No hay nada que inmovilice tanto como el miedo. No es solo el miedo evidente de algún incidente que nos asuste. Es el miedo sordo y callado a la existencia, en particular al dolor. Tenemos miedo a lo nuevo, a lo desconocido, a la posible agresión, a la ruptura de la paz construida cotidianamente que nos da una cierta rutina segura, esperable, predecible. Nos permite sobre todo tener expectativas realistas respecto de nosotros mismos, y también de los demás.
Por eso la locura da tanto miedo. Súbitamente, quien era, ya no es. Y la vida está tan basada en las expectativas que tenemos del comportamiento propio y ajeno, de la manera cómo la naturaleza se comporta, y cada día es seguido por una noche y luego viene un nuevo día, que cuando algo rompe esa rutina esperada, el cuerpo y la mente se ponen en alerta, porque lo que ha aparecido es el miedo.
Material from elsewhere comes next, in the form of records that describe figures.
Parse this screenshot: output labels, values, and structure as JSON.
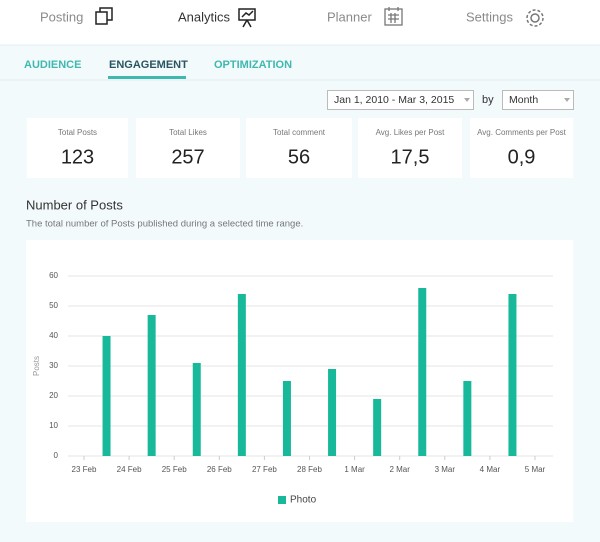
{
  "nav": [
    "Posting",
    "Analytics",
    "Planner",
    "Settings"
  ],
  "tabs": [
    "AUDIENCE",
    "ENGAGEMENT",
    "OPTIMIZATION"
  ],
  "filters": {
    "date_range": "Jan 1, 2010 - Mar 3, 2015",
    "by": "by",
    "period": "Month"
  },
  "stats": [
    {
      "label": "Total Posts",
      "value": "123"
    },
    {
      "label": "Total Likes",
      "value": "257"
    },
    {
      "label": "Total comment",
      "value": "56"
    },
    {
      "label": "Avg. Likes per Post",
      "value": "17,5"
    },
    {
      "label": "Avg. Comments per Post",
      "value": "0,9"
    }
  ],
  "chart_data": {
    "type": "bar",
    "title": "Number of Posts",
    "subtitle": "The total number of Posts published during a selected time range.",
    "y_label": "Posts",
    "categories": [
      "23 Feb",
      "24 Feb",
      "25 Feb",
      "26 Feb",
      "27 Feb",
      "28 Feb",
      "1 Mar",
      "2 Mar",
      "3 Mar",
      "4 Mar",
      "5 Mar"
    ],
    "series": [
      {
        "name": "Photo",
        "color": "#17b99a",
        "values": [
          40,
          47,
          31,
          54,
          25,
          29,
          19,
          56,
          25,
          54,
          null
        ]
      }
    ],
    "ylim": [
      0,
      60
    ],
    "yticks": [
      0,
      10,
      20,
      30,
      40,
      50,
      60
    ],
    "grid": true,
    "legend": "bottom"
  }
}
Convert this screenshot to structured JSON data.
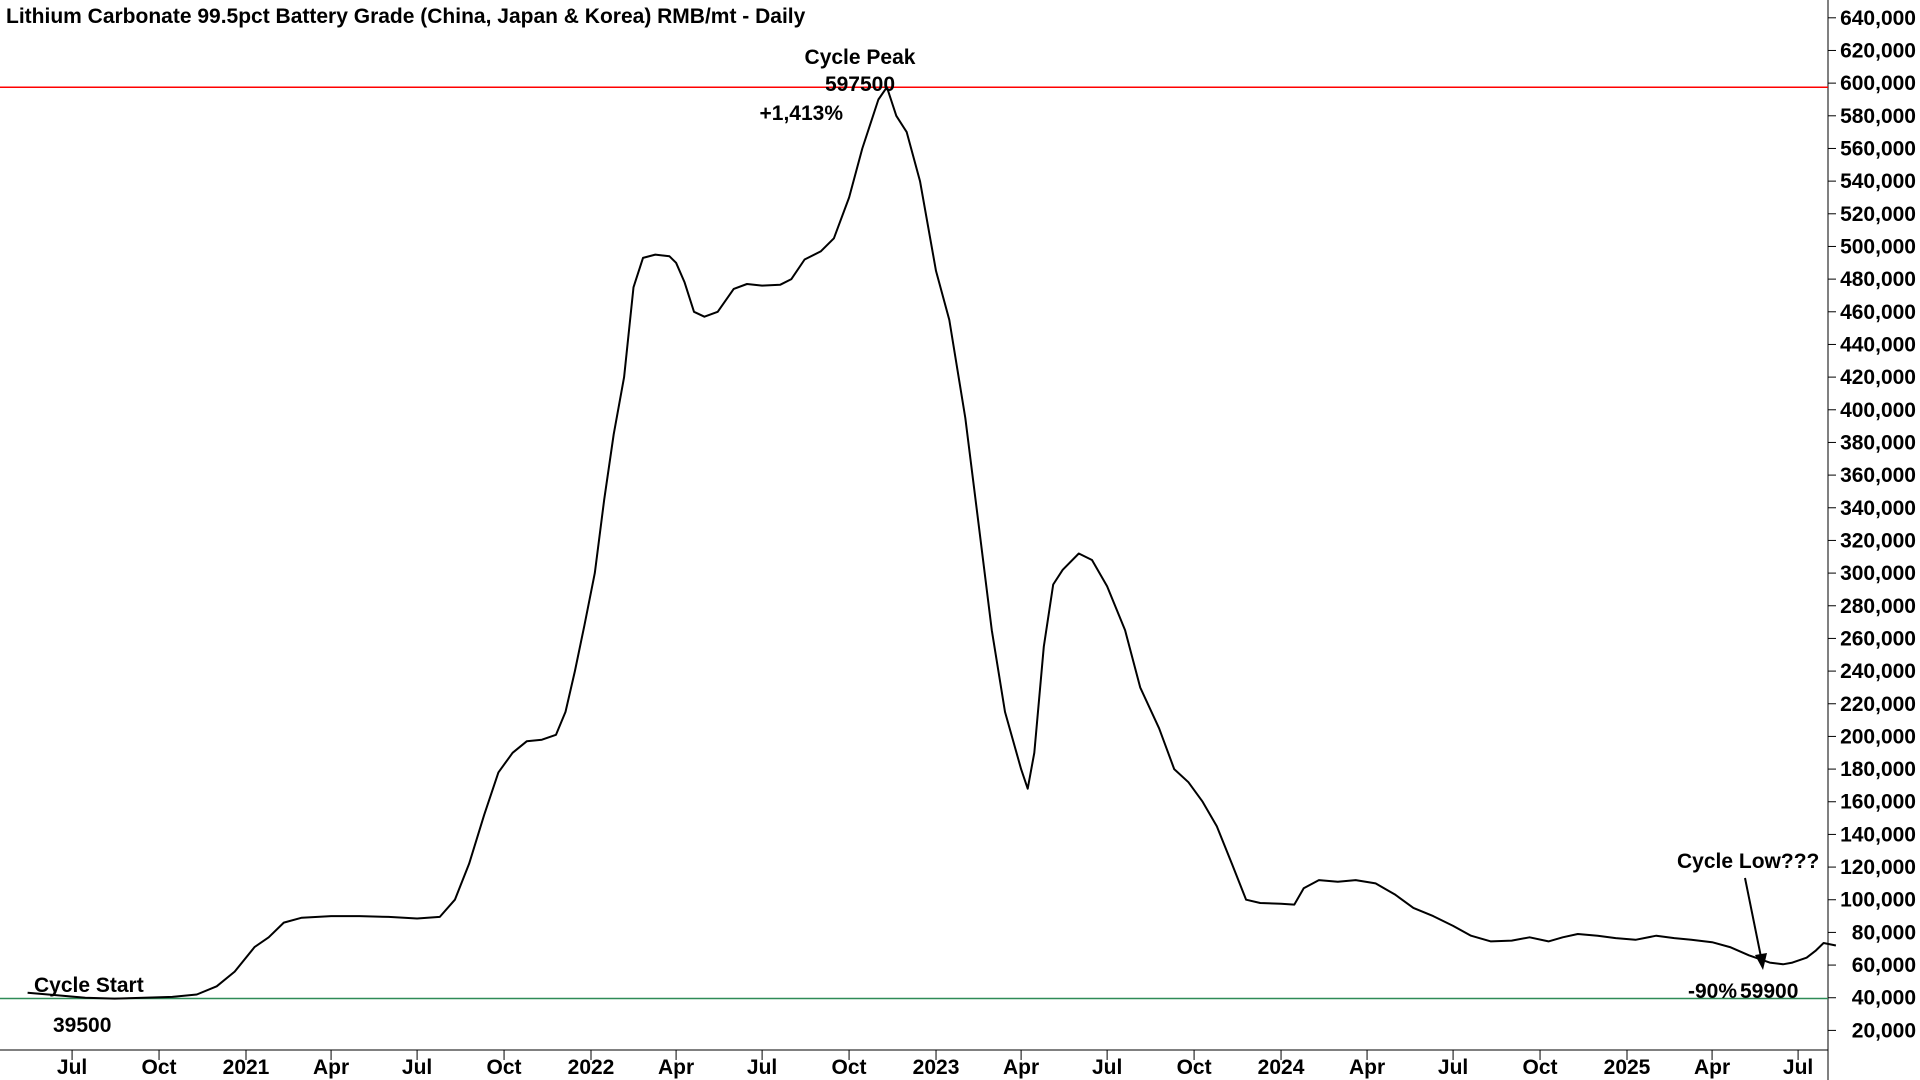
{
  "chart_data": {
    "type": "line",
    "title": "Lithium Carbonate 99.5pct Battery Grade (China, Japan & Korea) RMB/mt - Daily",
    "ylim": [
      8000,
      646000
    ],
    "y_ticks": [
      "20,000",
      "40,000",
      "60,000",
      "80,000",
      "100,000",
      "120,000",
      "140,000",
      "160,000",
      "180,000",
      "200,000",
      "220,000",
      "240,000",
      "260,000",
      "280,000",
      "300,000",
      "320,000",
      "340,000",
      "360,000",
      "380,000",
      "400,000",
      "420,000",
      "440,000",
      "460,000",
      "480,000",
      "500,000",
      "520,000",
      "540,000",
      "560,000",
      "580,000",
      "600,000",
      "620,000",
      "640,000"
    ],
    "x_ticks": [
      {
        "label": "Jul",
        "date": "2020-07-01"
      },
      {
        "label": "Oct",
        "date": "2020-10-01"
      },
      {
        "label": "2021",
        "date": "2021-01-01"
      },
      {
        "label": "Apr",
        "date": "2021-04-01"
      },
      {
        "label": "Jul",
        "date": "2021-07-01"
      },
      {
        "label": "Oct",
        "date": "2021-10-01"
      },
      {
        "label": "2022",
        "date": "2022-01-01"
      },
      {
        "label": "Apr",
        "date": "2022-04-01"
      },
      {
        "label": "Jul",
        "date": "2022-07-01"
      },
      {
        "label": "Oct",
        "date": "2022-10-01"
      },
      {
        "label": "2023",
        "date": "2023-01-01"
      },
      {
        "label": "Apr",
        "date": "2023-04-01"
      },
      {
        "label": "Jul",
        "date": "2023-07-01"
      },
      {
        "label": "Oct",
        "date": "2023-10-01"
      },
      {
        "label": "2024",
        "date": "2024-01-01"
      },
      {
        "label": "Apr",
        "date": "2024-04-01"
      },
      {
        "label": "Jul",
        "date": "2024-07-01"
      },
      {
        "label": "Oct",
        "date": "2024-10-01"
      },
      {
        "label": "2025",
        "date": "2025-01-01"
      },
      {
        "label": "Apr",
        "date": "2025-04-01"
      },
      {
        "label": "Jul",
        "date": "2025-07-01"
      }
    ],
    "series": [
      {
        "color": "#000000",
        "points": [
          [
            "2020-05-15",
            43000
          ],
          [
            "2020-06-15",
            41500
          ],
          [
            "2020-07-15",
            40000
          ],
          [
            "2020-08-15",
            39500
          ],
          [
            "2020-09-15",
            40000
          ],
          [
            "2020-10-15",
            40500
          ],
          [
            "2020-11-10",
            42000
          ],
          [
            "2020-12-01",
            47000
          ],
          [
            "2020-12-20",
            56000
          ],
          [
            "2021-01-10",
            71000
          ],
          [
            "2021-01-25",
            77000
          ],
          [
            "2021-02-10",
            86000
          ],
          [
            "2021-03-01",
            89000
          ],
          [
            "2021-04-01",
            90000
          ],
          [
            "2021-05-01",
            90000
          ],
          [
            "2021-06-01",
            89500
          ],
          [
            "2021-07-01",
            88500
          ],
          [
            "2021-07-25",
            89500
          ],
          [
            "2021-08-10",
            100000
          ],
          [
            "2021-08-25",
            122000
          ],
          [
            "2021-09-10",
            152000
          ],
          [
            "2021-09-25",
            178000
          ],
          [
            "2021-10-10",
            190000
          ],
          [
            "2021-10-25",
            197000
          ],
          [
            "2021-11-10",
            198000
          ],
          [
            "2021-11-25",
            201000
          ],
          [
            "2021-12-05",
            215000
          ],
          [
            "2021-12-15",
            240000
          ],
          [
            "2021-12-25",
            268000
          ],
          [
            "2022-01-05",
            300000
          ],
          [
            "2022-01-15",
            345000
          ],
          [
            "2022-01-25",
            385000
          ],
          [
            "2022-02-05",
            420000
          ],
          [
            "2022-02-15",
            475000
          ],
          [
            "2022-02-25",
            493000
          ],
          [
            "2022-03-10",
            495000
          ],
          [
            "2022-03-25",
            494000
          ],
          [
            "2022-04-01",
            490000
          ],
          [
            "2022-04-10",
            478000
          ],
          [
            "2022-04-20",
            460000
          ],
          [
            "2022-05-01",
            457000
          ],
          [
            "2022-05-15",
            460000
          ],
          [
            "2022-06-01",
            474000
          ],
          [
            "2022-06-15",
            477000
          ],
          [
            "2022-07-01",
            476000
          ],
          [
            "2022-07-20",
            476500
          ],
          [
            "2022-08-01",
            480000
          ],
          [
            "2022-08-15",
            492000
          ],
          [
            "2022-09-01",
            497000
          ],
          [
            "2022-09-15",
            505000
          ],
          [
            "2022-10-01",
            530000
          ],
          [
            "2022-10-15",
            560000
          ],
          [
            "2022-11-01",
            590000
          ],
          [
            "2022-11-10",
            597500
          ],
          [
            "2022-11-20",
            580000
          ],
          [
            "2022-12-01",
            570000
          ],
          [
            "2022-12-15",
            540000
          ],
          [
            "2023-01-01",
            485000
          ],
          [
            "2023-01-15",
            455000
          ],
          [
            "2023-02-01",
            395000
          ],
          [
            "2023-02-15",
            330000
          ],
          [
            "2023-03-01",
            265000
          ],
          [
            "2023-03-15",
            215000
          ],
          [
            "2023-04-01",
            180000
          ],
          [
            "2023-04-08",
            168000
          ],
          [
            "2023-04-15",
            190000
          ],
          [
            "2023-04-25",
            255000
          ],
          [
            "2023-05-05",
            293000
          ],
          [
            "2023-05-15",
            302000
          ],
          [
            "2023-06-01",
            312000
          ],
          [
            "2023-06-15",
            308000
          ],
          [
            "2023-07-01",
            292000
          ],
          [
            "2023-07-20",
            265000
          ],
          [
            "2023-08-05",
            230000
          ],
          [
            "2023-08-25",
            205000
          ],
          [
            "2023-09-10",
            180000
          ],
          [
            "2023-09-25",
            172000
          ],
          [
            "2023-10-10",
            160000
          ],
          [
            "2023-10-25",
            145000
          ],
          [
            "2023-11-10",
            122000
          ],
          [
            "2023-11-25",
            100000
          ],
          [
            "2023-12-10",
            98000
          ],
          [
            "2024-01-01",
            97500
          ],
          [
            "2024-01-15",
            97000
          ],
          [
            "2024-01-25",
            107000
          ],
          [
            "2024-02-10",
            112000
          ],
          [
            "2024-03-01",
            111000
          ],
          [
            "2024-03-20",
            112000
          ],
          [
            "2024-04-10",
            110000
          ],
          [
            "2024-05-01",
            103000
          ],
          [
            "2024-05-20",
            95000
          ],
          [
            "2024-06-10",
            90000
          ],
          [
            "2024-07-01",
            84000
          ],
          [
            "2024-07-20",
            78000
          ],
          [
            "2024-08-10",
            74500
          ],
          [
            "2024-09-01",
            75000
          ],
          [
            "2024-09-20",
            77000
          ],
          [
            "2024-10-10",
            74500
          ],
          [
            "2024-10-25",
            77000
          ],
          [
            "2024-11-10",
            79000
          ],
          [
            "2024-12-01",
            78000
          ],
          [
            "2024-12-20",
            76500
          ],
          [
            "2025-01-10",
            75500
          ],
          [
            "2025-02-01",
            78000
          ],
          [
            "2025-02-20",
            76500
          ],
          [
            "2025-03-10",
            75500
          ],
          [
            "2025-04-01",
            74000
          ],
          [
            "2025-04-20",
            71000
          ],
          [
            "2025-05-10",
            66000
          ],
          [
            "2025-06-01",
            61500
          ],
          [
            "2025-06-15",
            60500
          ],
          [
            "2025-06-25",
            61500
          ],
          [
            "2025-07-10",
            64500
          ],
          [
            "2025-07-20",
            69000
          ],
          [
            "2025-07-28",
            73500
          ],
          [
            "2025-08-10",
            72000
          ]
        ]
      }
    ],
    "reference_lines": [
      {
        "value": 597500,
        "color": "#ff0000"
      },
      {
        "value": 39500,
        "color": "#2e8b57"
      }
    ],
    "annotations": {
      "cycle_peak": "Cycle Peak",
      "peak_value": "597500",
      "peak_change": "+1,413%",
      "cycle_start": "Cycle Start",
      "start_value": "39500",
      "cycle_low": "Cycle Low???",
      "low_change": "-90%",
      "low_value": "59900"
    },
    "colors": {
      "gain": "#1a9a1a",
      "loss": "#ff0000",
      "line": "#000000"
    }
  }
}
El miedo se asocia al peligro. Tenemos miedo a los ladrones, por ejemplo. Pero nos cuesta reconocer el miedo que tenemos de nosotros mismos. Hemos armado esta persona lentamente desde la infancia y cualquier ruptura de esa identidad es un golpe al equilibrio básico que necesitamos. Lo que olvidamos o nos cuesta aceptar es que el miedo es también una defensa básica ante la vida, y es parte fundamental de la salud mental y del equilibrio de la personalidad. Debiera ser un amigo protector, pero a la vez cauteloso. Aun así, el miedo ha aumentado. Los espacios permitidos para el dolor son cada vez más pequeños, las familias están más disgregadas y el tiempo para los otros es cada vez menor. La soledad hace que el miedo sea un enemigo verdadero, que impide la originalidad.
Está tan definida la “normalidad”, está tan castigada la locura sana, que a veces parecemos un ejército donde hay que marchar más que caminar a nuestro propio ritmo. Hay autores que relacionan la soledad de la vida actual a la dificultad de ser distinto y compartir esas diferencias.
Es cierto también que en la soledad de la vida moderna es apaciguador encontrar personas que se nos parezcan. Pero la gracia de vivir en comunidad es combinar la sensación de pertenencia con la capacidad de gozar las diferencias. Se aprende de lo ajeno cuando escuchamos con mente abierta y no dejamos que el miedo domine nuestras relaciones y nuestro propio ser. Si la soledad es el mal de los tiempos, entonces abramos espacios de aceptación y tolerancia, y así disminuiremos el miedo.